Looking beyond retail, Doral Financial has seen the largest jump in short interest ahead of earnings, with a 53% rise in demand to borrow. The company’s survival was recently put into doubt when Puerto Rico refused to pay out on $230m of tax overpayment that the company said it was owed. The fallout from this sees Doral in danger of losing its FDIC coverage which has sent shares to half the level they traded at in April. Short sellers have borrowed 17% of the company’s shares; 80% of the total supply available to sell short.
European earnings
Europe also sees relatively low earnings activity, with just three firms seeing over 3% of shares out on loan ahead of imminent results.
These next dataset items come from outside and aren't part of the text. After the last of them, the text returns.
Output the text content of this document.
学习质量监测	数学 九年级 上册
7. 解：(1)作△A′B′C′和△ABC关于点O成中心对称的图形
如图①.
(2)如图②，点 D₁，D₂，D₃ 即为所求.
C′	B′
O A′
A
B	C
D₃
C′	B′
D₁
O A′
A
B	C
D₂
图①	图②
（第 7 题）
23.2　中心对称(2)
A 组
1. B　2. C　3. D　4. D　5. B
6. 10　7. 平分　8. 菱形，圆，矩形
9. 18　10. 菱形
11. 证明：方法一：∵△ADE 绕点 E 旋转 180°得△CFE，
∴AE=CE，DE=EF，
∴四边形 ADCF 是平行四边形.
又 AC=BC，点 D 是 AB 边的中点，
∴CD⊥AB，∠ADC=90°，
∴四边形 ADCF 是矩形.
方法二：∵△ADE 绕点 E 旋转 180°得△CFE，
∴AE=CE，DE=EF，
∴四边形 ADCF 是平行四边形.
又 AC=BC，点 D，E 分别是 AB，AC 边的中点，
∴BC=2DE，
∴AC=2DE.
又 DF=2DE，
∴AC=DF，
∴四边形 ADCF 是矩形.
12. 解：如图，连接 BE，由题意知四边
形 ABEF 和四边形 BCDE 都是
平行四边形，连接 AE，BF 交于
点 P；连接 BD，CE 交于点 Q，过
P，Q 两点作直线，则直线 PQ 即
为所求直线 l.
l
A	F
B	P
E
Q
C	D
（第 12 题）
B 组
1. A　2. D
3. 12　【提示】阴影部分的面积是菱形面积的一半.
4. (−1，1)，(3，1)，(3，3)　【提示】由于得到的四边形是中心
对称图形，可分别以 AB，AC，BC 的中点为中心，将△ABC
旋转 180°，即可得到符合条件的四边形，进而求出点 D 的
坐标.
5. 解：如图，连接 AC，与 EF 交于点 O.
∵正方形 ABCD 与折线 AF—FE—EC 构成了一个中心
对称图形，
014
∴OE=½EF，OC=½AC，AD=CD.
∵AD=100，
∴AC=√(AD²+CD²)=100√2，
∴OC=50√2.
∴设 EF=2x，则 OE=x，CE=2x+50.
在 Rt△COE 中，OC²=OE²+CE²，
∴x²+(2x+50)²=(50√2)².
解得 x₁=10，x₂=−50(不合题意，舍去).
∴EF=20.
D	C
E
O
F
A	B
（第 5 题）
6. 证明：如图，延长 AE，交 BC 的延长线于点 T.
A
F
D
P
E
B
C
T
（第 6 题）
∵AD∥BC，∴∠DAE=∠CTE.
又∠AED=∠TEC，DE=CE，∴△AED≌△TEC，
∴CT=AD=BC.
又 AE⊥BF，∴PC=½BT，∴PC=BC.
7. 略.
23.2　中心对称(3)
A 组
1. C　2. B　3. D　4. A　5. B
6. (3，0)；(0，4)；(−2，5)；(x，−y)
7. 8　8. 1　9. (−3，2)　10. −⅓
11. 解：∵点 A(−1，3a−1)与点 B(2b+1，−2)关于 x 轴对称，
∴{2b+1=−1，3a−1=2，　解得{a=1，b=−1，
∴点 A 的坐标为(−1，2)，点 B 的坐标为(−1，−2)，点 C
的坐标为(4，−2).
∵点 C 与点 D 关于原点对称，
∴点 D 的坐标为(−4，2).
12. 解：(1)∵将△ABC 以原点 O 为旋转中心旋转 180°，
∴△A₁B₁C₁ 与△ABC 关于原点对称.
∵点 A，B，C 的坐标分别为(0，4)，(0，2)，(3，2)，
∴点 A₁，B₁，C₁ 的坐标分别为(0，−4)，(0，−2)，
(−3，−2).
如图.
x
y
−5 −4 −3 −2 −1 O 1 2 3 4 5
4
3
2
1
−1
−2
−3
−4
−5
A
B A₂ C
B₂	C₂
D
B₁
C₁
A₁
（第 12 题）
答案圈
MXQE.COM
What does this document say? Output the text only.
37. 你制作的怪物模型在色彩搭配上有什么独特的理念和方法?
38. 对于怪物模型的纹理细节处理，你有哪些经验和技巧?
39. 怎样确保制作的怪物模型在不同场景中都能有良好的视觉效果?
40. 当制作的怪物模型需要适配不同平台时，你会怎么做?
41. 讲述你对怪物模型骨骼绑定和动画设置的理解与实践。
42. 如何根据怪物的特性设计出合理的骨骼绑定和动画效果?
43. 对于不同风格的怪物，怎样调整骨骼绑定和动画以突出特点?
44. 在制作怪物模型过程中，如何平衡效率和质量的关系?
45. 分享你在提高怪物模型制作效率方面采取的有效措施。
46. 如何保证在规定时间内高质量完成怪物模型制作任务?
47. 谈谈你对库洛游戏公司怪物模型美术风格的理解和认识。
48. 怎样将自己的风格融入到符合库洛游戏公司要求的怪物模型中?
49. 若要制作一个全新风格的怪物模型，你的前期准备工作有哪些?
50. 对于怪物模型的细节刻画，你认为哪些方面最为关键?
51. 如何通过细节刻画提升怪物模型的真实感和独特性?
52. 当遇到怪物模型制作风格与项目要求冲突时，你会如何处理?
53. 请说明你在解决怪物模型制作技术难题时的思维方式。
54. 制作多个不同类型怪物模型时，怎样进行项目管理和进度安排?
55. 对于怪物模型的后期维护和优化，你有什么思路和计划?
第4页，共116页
The only company to see any significant demand to borrow is German printing equipment manufacturer Heidelberger Druckmaschinen which has just over 10% of its shares out on loan ahead of announcing results. While HDD has been able to turn itself around in the last few years, short sellers are targeting the firm after analysts pared their expectations for the upcoming results. Demand to borrow HDD shares is up by nearly a fifth in the last four weeks.
In the UK, earnings attention will no doubt focus on recently listed online retailer Boohoo.com to see if the firm will be able to escape the recent struggles seen by peer ASOS. Short sellers have largely steered clear of Boohoo since its listing, but recent developments could see some renewed focus.
Asian earnings
Asia also sees light reporting flow, with six firms with more than 3% of shares out on loan ahead of earnings.
By far the most shorted is Chinese dairy firm China Huishan Dairy which has seen short interest increase to 7.2% of shares in recent months. This demand to short the firm reflects weakness in the drinks world, as highlighted in the recent set of Markit Global Sector PMIs.
The other five Asian firms to see above average short interest are all Japanese traded firms, led by mobile software firm Ateam which has nearly 5% of shares out on loan.